• Quick note - the problem with Youtube videos not embedding on the forum appears to have been fixed, thanks to ZiprHead. If you do still see problems let me know.

Logic question

AWPrime

Master Poster
Joined
Sep 26, 2004
Messages
2,926
I was asked the question:

Can something exist that doesn't follow the laws of logic and causality?

I have a feeling that says NO, but am I right?
 
AWPrime said:

Can something exist that doesn't follow the laws of logic and causality?

I'm not even sure what you mean by this question --- but the idea of trying to answer such a question "logically" is silly. If logic says that such a thing cannot exist, but it doesn't follow the "laws of logic," then there's no reason it should follow the particular law of logic that says that it can't exist.

More generally, the "laws of logic" aren't a single unified whole; logic is a set of processes for deriving consequences from a set of assumptions.

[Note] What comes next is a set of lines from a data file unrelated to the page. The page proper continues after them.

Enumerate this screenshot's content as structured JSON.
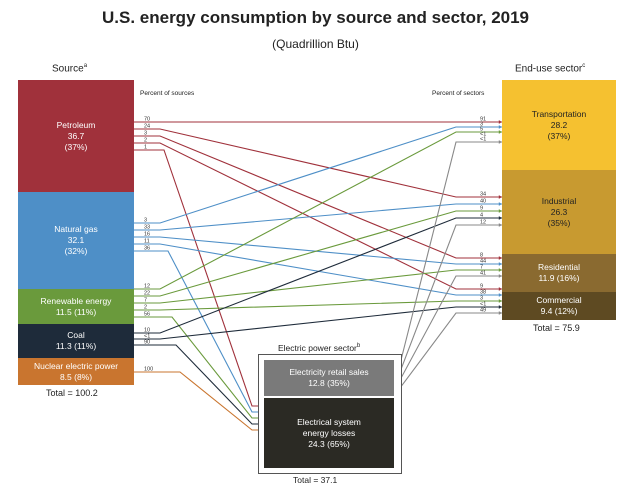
{
  "title": "U.S. energy consumption by source and sector, 2019",
  "subtitle": "(Quadrillion Btu)",
  "headers": {
    "source": "Source",
    "source_note": "a",
    "end_use": "End-use sector",
    "end_use_note": "c",
    "percent_of_sources": "Percent of sources",
    "percent_of_sectors": "Percent of sectors",
    "electric_power": "Electric power sector",
    "electric_power_note": "b"
  },
  "sources": [
    {
      "name": "Petroleum",
      "value": "36.7",
      "pct": "(37%)",
      "color": "#a0313b"
    },
    {
      "name": "Natural gas",
      "value": "32.1",
      "pct": "(32%)",
      "color": "#4e8fc7"
    },
    {
      "name": "Renewable energy",
      "value": "11.5 (11%)",
      "color": "#6a9a3c"
    },
    {
      "name": "Coal",
      "value": "11.3 (11%)",
      "color": "#1e2b3a"
    },
    {
      "name": "Nuclear electric power",
      "value": "8.5 (8%)",
      "color": "#c9752f"
    }
  ],
  "sources_total": "Total = 100.2",
  "sectors": [
    {
      "name": "Transportation",
      "value": "28.2",
      "pct": "(37%)",
      "color": "#f5c130"
    },
    {
      "name": "Industrial",
      "value": "26.3",
      "pct": "(35%)",
      "color": "#c89a30"
    },
    {
      "name": "Residential",
      "value": "11.9 (16%)",
      "color": "#8a6a30"
    },
    {
      "name": "Commercial",
      "value": "9.4 (12%)",
      "color": "#5e4a22"
    }
  ],
  "sectors_total": "Total = 75.9",
  "electric": {
    "retail_label": "Electricity retail sales",
    "retail_value": "12.8 (35%)",
    "losses_line1": "Electrical system",
    "losses_line2": "energy losses",
    "losses_value": "24.3 (65%)",
    "total": "Total = 37.1"
  },
  "source_percents": {
    "petroleum": [
      "70",
      "24",
      "3",
      "2",
      "1"
    ],
    "natural_gas": [
      "3",
      "33",
      "16",
      "11",
      "36"
    ],
    "renewable": [
      "12",
      "22",
      "7",
      "2",
      "56"
    ],
    "coal": [
      "10",
      "<1",
      "90"
    ],
    "nuclear": [
      "100"
    ]
  },
  "sector_percents": {
    "transportation": [
      "91",
      "3",
      "5",
      "<1",
      "<1"
    ],
    "industrial": [
      "34",
      "40",
      "9",
      "4",
      "12"
    ],
    "residential": [
      "8",
      "44",
      "7",
      "41"
    ],
    "commercial": [
      "9",
      "38",
      "3",
      "<1",
      "49"
    ]
  },
  "colors": {
    "petroleum": "#a0313b",
    "natural_gas": "#4e8fc7",
    "renewable": "#6a9a3c",
    "coal": "#1e2b3a",
    "nuclear": "#c9752f",
    "electricity": "#888888",
    "retail_box": "#7a7a7a",
    "losses_box": "#2b2a24"
  }
}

Much of science has been an exploration of various assumptions, including in many cases rewriting or completely rejecting assumptions as it was found that the assumptions yielded consequences that the world didn't follow. (A rather cliche' example of this is Einstein's famous equation: it was assumed, falsely, that matter and energy were separate concepts that were conserved independently.)

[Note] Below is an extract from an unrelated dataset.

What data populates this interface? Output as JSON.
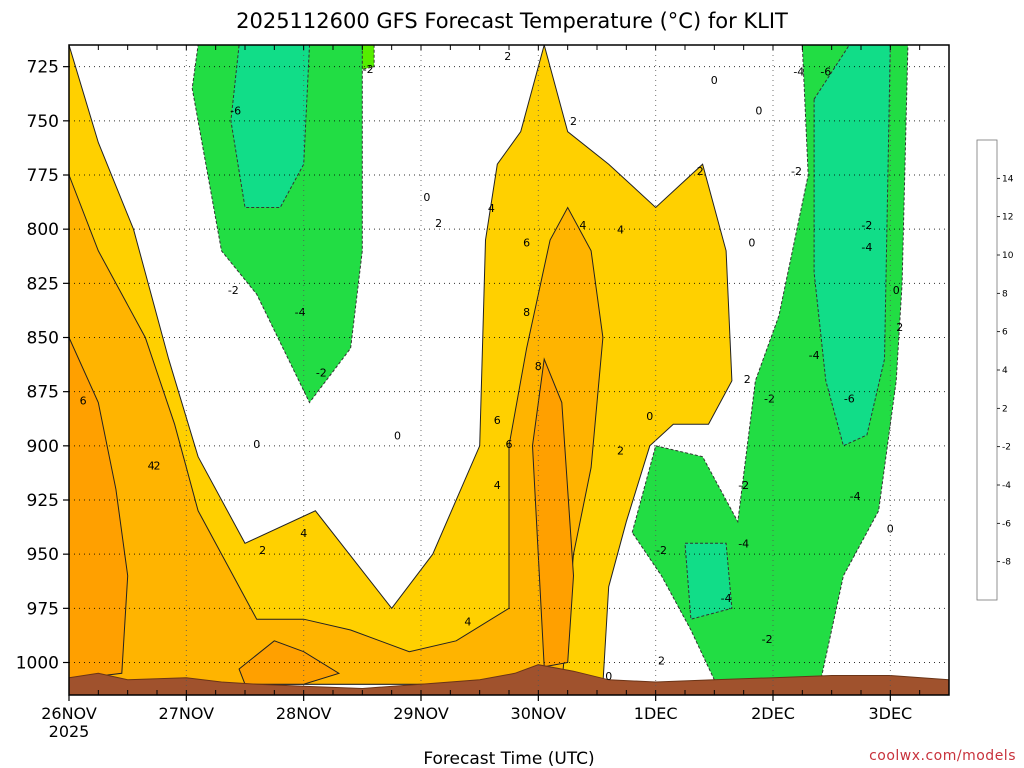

If we were to find something that doesn't follow the laws of logic and causality, this would probably result in scientists adjusting the laws to take into account the newly discovered phenomenon.
 
Depends on what you mean by "exist". I would say that such a thing is probably outside our realm of perception, but that doesn't mean it diesn't exist; only that we could have no knowledge of it.
 
Re: Re: Logic question

new drkitten said:
If we were to find something that doesn't follow the laws of logic and causality, this would probably result in scientists adjusting the laws to take into account the newly discovered phenomenon.
The laws of logic are not rewritable --- they're a priori. It's not like physical laws. "If we had some ham, then we'd have some ham and eggs, if we had some eggs" --- this is not empirical, it couldn't be false.

In the case of the "laws of causality", I'm not sure what those would be --- it sounds more like philosophy than science to me. If there's a place for them in sceince, then something which breaks these laws, whatever they are, shows that they're not really laws.
 
Re: Re: Re: Logic question

Dr Adequate said:
The laws of logic are not rewritable --- they're a priori. It's not like physical laws. "If we had some ham, then we'd have some ham and eggs, if we had some eggs" --- this is not empirical, it couldn't be false.

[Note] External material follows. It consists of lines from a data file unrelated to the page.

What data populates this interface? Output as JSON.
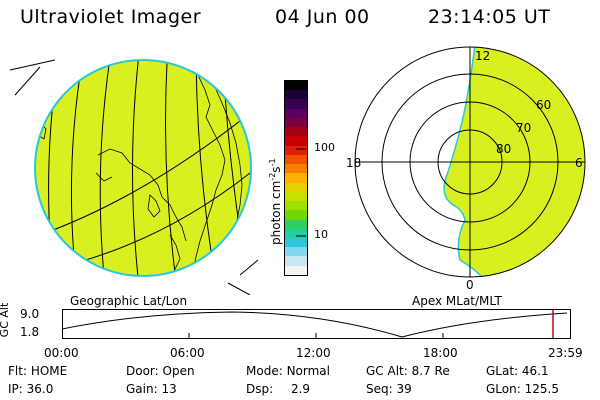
{
  "header": {
    "instrument": "Ultraviolet Imager",
    "date": "04 Jun 00",
    "time": "23:14:05 UT"
  },
  "colorbar": {
    "unit_main": "photon cm",
    "unit_sup1": "-2",
    "unit_mid": "s",
    "unit_sup2": "-1",
    "ticks": [
      "100",
      "10"
    ],
    "colors": [
      "#000000",
      "#1a0033",
      "#3a0050",
      "#5a0060",
      "#7a0040",
      "#a00018",
      "#c80000",
      "#e02000",
      "#f05000",
      "#f88000",
      "#ffb000",
      "#e6d000",
      "#c8e000",
      "#a0e000",
      "#70d800",
      "#30d060",
      "#20d0a0",
      "#30c8d8",
      "#80d8f0",
      "#c8e8f0",
      "#f4f4f4"
    ],
    "fill_color": "#d8f020"
  },
  "panels": {
    "left_caption": "Geographic Lat/Lon",
    "right_caption": "Apex MLat/MLT",
    "polar_labels": {
      "top": "12",
      "bottom": "0",
      "left": "18",
      "right": "6",
      "lat60": "60",
      "lat70": "70",
      "lat80": "80"
    }
  },
  "altitude_plot": {
    "ylabel": "GC Alt",
    "ytick_top": "9.0",
    "ytick_bottom": "1.8",
    "x_ticks": [
      "00:00",
      "06:00",
      "12:00",
      "18:00",
      "23:59"
    ],
    "marker_color": "#cc0000"
  },
  "status": {
    "row1": [
      {
        "label": "Flt:",
        "value": "HOME"
      },
      {
        "label": "Door:",
        "value": "Open"
      },
      {
        "label": "Mode:",
        "value": "Normal"
      },
      {
        "label": "GC Alt:",
        "value": "8.7 Re"
      },
      {
        "label": "GLat:",
        "value": "46.1"
      }
    ],
    "row2": [
      {
        "label": "IP:",
        "value": "36.0"
      },
      {
        "label": "Gain:",
        "value": "13"
      },
      {
        "label": "Dsp:",
        "value": "2.9"
      },
      {
        "label": "Seq:",
        "value": "39"
      },
      {
        "label": "GLon:",
        "value": "125.5"
      }
    ]
  }
}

This is simply false, or else we'd still only be studying Aristotelian syllogisms in school and George Boole would be a name no one has ever heard of.
 
AWPrime,

I was asked the question:

quote:
--------------------------------------------------------------------------------
Can something exist that doesn't follow the laws of logic and causality?
--------------------------------------------------------------------------------

I have a feeling that says NO, but am I right?

I think the question is very badly posed.

First, can something exist that doesn't follow the laws of logic? I don't know what this means. The laws of logic are not laws that things follow. They are rules for drawing conclusions from premises. I am guessing that the intention was "Can something exist which is logically self-contradictory?".

If so, then the question is meaningless. If X is defined in a self-contradictory way, then the statements "X exists", and "X does not exist", do not actually mean anything at all. They therefore cannot really be said to be true or false.

As to the laws of causality, I am not sure which laws are being referred to. Our most fundamental laws of nature are not causal, which would seem to imply that the things which they describe to not follow any laws of causality. So with respect to that question, I would say the answer is "yes".


Dr. Stupid
 
Can something exist that doesn't follow the laws of logic and causality?

To answer both questions .Yes. Look at Physics.
This whole discipline of theoretical physics has more pretzel logic that one can imagine. The kicker is that the outcome is predictable and the setting is concrete . It's the transition between the two that is the undefined and ill-understood.

Two examples that demonstrate it's behavior. The double slit experiment where the outcome is either that light Is a wave or corpuscular in nature. The outcome is depends how we measure it, in other words the outcome can be determined in how we set up the experiment. An odd logic no doubt.

Certain Quantum cases shares this odd behavior. Einstein's "spooky action at a distance" is his framing of a particular antithetical traits where the behavior of certain particle pairs violate the credo that no information can exceed c, yet there is demonstrable behavior of particles separated exhibit instantaneous linkage at a distance, which violates no "FTL travel". .

So we wind up at the position that our model is false or our scientific analysis are wanting. You Choose.
 
If by law of causality you mean that the cause must preceed the consequence, I don't think any physical entity could break it. You can postulate a metaphysical entity (call it god) that breaks this principle.
 
Re: Re: Re: Re: Logic question

new drkitten said:
This is simply false, or else we'd still only be studying Aristotelian syllogisms in school and George Boole would be a name no one has ever heard of.

Nonsense. "Rewritable" does not mean non-expandable. Boolean logic doesn't violate any of the underpinnings that came before.